Pode ser uma frustração, um desejo que não se realizou. E pode ser defeito do sistema. Um alimentando o outro. Abrasando.
Por exemplo: quer ser artilheiro, craque com a dez, armador clássico, lançador, dono de arrancadas e dribles, passes de sinuca.
Desde pequeno tem talento para assumir o comando do ataque, o controle do meio-campo. O destino que carrega no nome.
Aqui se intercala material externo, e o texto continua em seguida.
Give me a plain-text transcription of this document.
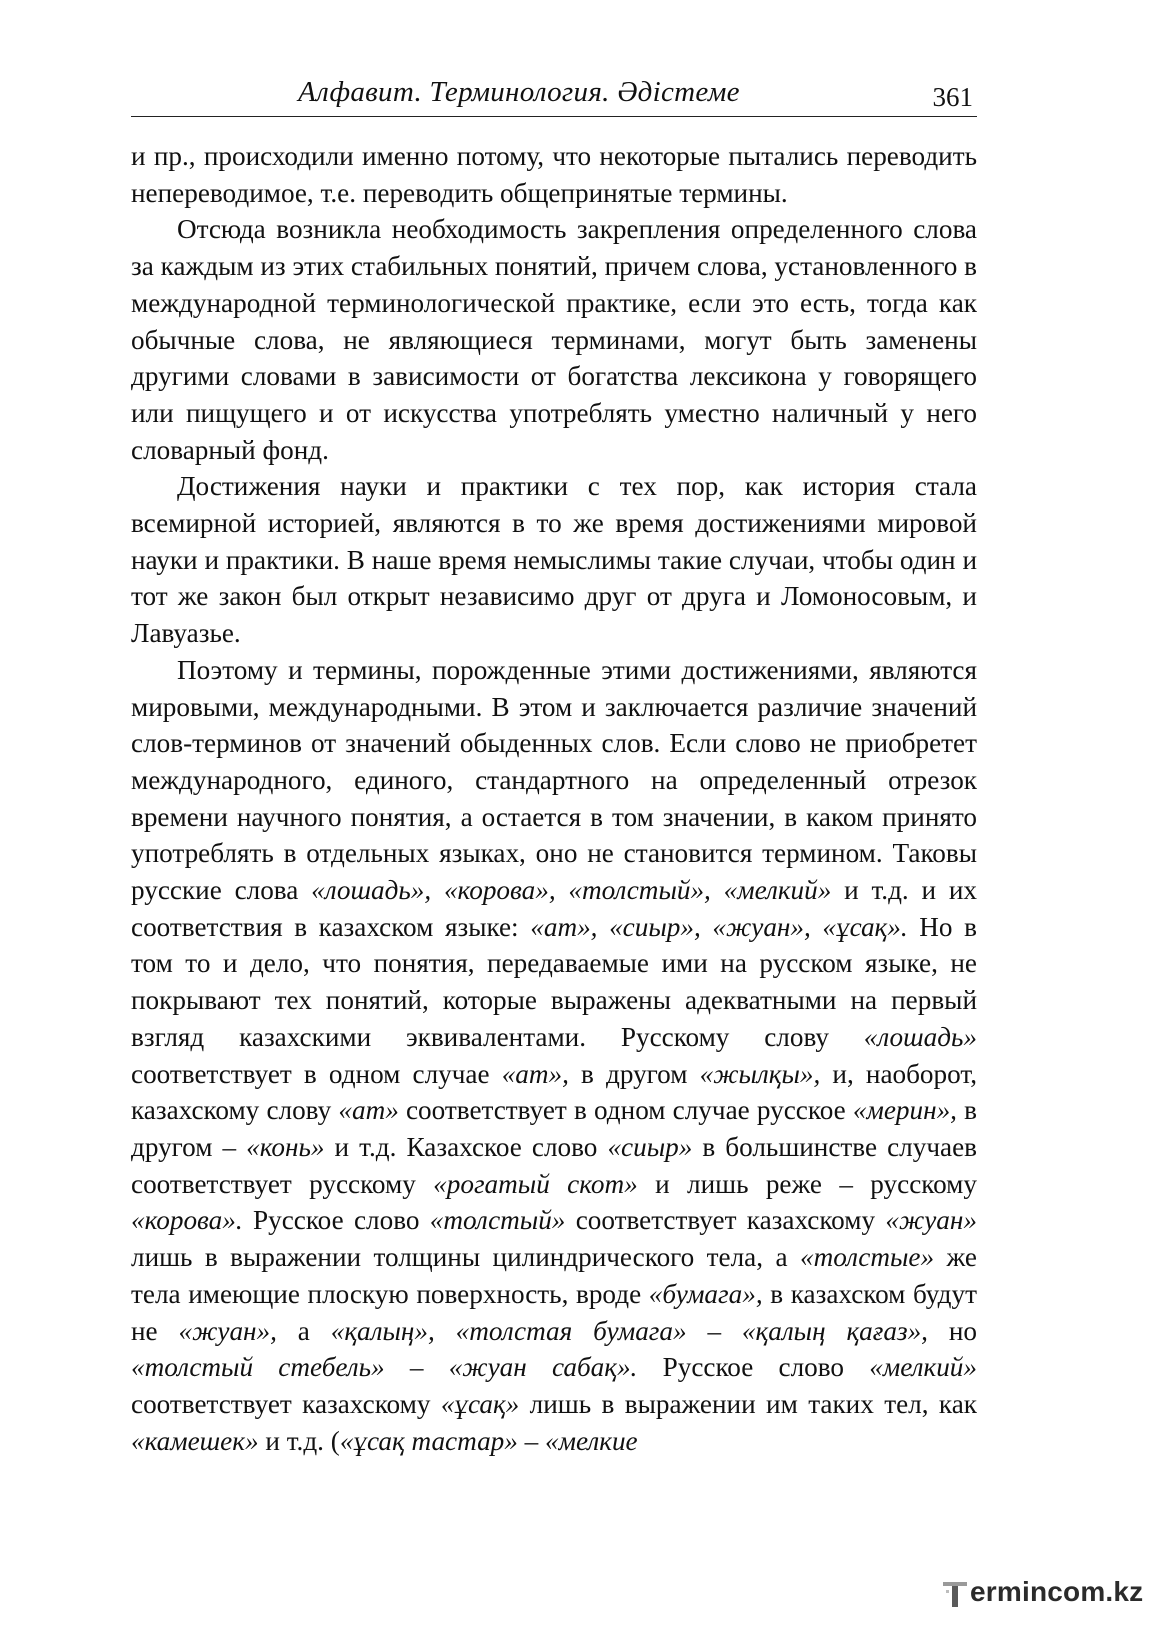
Алфавит. Терминология. Әдістеме	361

и пр., происходили именно потому, что некоторые пытались переводить непереводимое, т.е. переводить общепринятые термины.

Отсюда возникла необходимость закрепления определенного слова за каждым из этих стабильных понятий, причем слова, установленного в международной терминологической практике, если это есть, тогда как обычные слова, не являющиеся терминами, могут быть заменены другими словами в зависимости от богатства лексикона у говорящего или пищущего и от искусства употреблять уместно наличный у него словарный фонд.

Достижения науки и практики с тех пор, как история стала всемирной историей, являются в то же время достижениями мировой науки и практики. В наше время немыслимы такие случаи, чтобы один и тот же закон был открыт независимо друг от друга и Ломоносовым, и Лавуазье.

Поэтому и термины, порожденные этими достижениями, являются мировыми, международными. В этом и заключается различие значений слов-терминов от значений обыденных слов. Если слово не приобретет международного, единого, стандартного на определенный отрезок времени научного понятия, а остается в том значении, в каком принято употреблять в отдельных языках, оно не становится термином. Таковы русские слова «лошадь», «корова», «толстый», «мелкий» и т.д. и их соответствия в казахском языке: «ат», «сиыр», «жуан», «ұсақ». Но в том то и дело, что понятия, передаваемые ими на русском языке, не покрывают тех понятий, которые выражены адекватными на первый взгляд казахскими эквивалентами. Русскому слову «лошадь» соответствует в одном случае «ат», в другом «жылқы», и, наоборот, казахскому слову «ат» соответствует в одном случае русское «мерин», в другом – «конь» и т.д. Казахское слово «сиыр» в большинстве случаев соответствует русскому «рогатый скот» и лишь реже – русскому «корова». Русское слово «толстый» соответствует казахскому «жуан» лишь в выражении толщины цилиндрического тела, а «толстые» же тела имеющие плоскую поверхность, вроде «бумага», в казахском будут не «жуан», а «қалың», «толстая бумага» – «қалың қағаз», но «толстый стебель» – «жуан сабақ». Русское слово «мелкий» соответствует казахскому «ұсақ» лишь в выражении им таких тел, как «камешек» и т.д. («ұсақ тастар» – «мелкие

ermincom.kz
Mas ninguém reconhece. No par-ou-ímpar, mais novo, vai pra zaga. Na peneira, tímido, vai pra zaga. No juvenil, sem lugar no meio e na frente, vai pra zaga.
E agrada. Claro, joga melhor que os zagueiros. Muito melhor.
Nunca mais sai de lá. Desarma. Marca. Tira a bola e passa pra outro brilhar, pro armador, pro meia, pro atacante, pro craque, pro artilheiro.
Nada de lançar, driblar, encantar. Só combate, cerca, impede as melhores jogadas.
Desfaz o que sempre quis fazer.
O reverso do seu sonho.
Nasceu pra enfrentar o mar – mas é faroleiro.
Zagueiro. E dos melhores. Titular, campeão, seleção, Europa.
Casa, carro, dinheiro, conforto.
Mas lá dentro um chip vai fritando.
Esquentando.
Acaba pegando fogo.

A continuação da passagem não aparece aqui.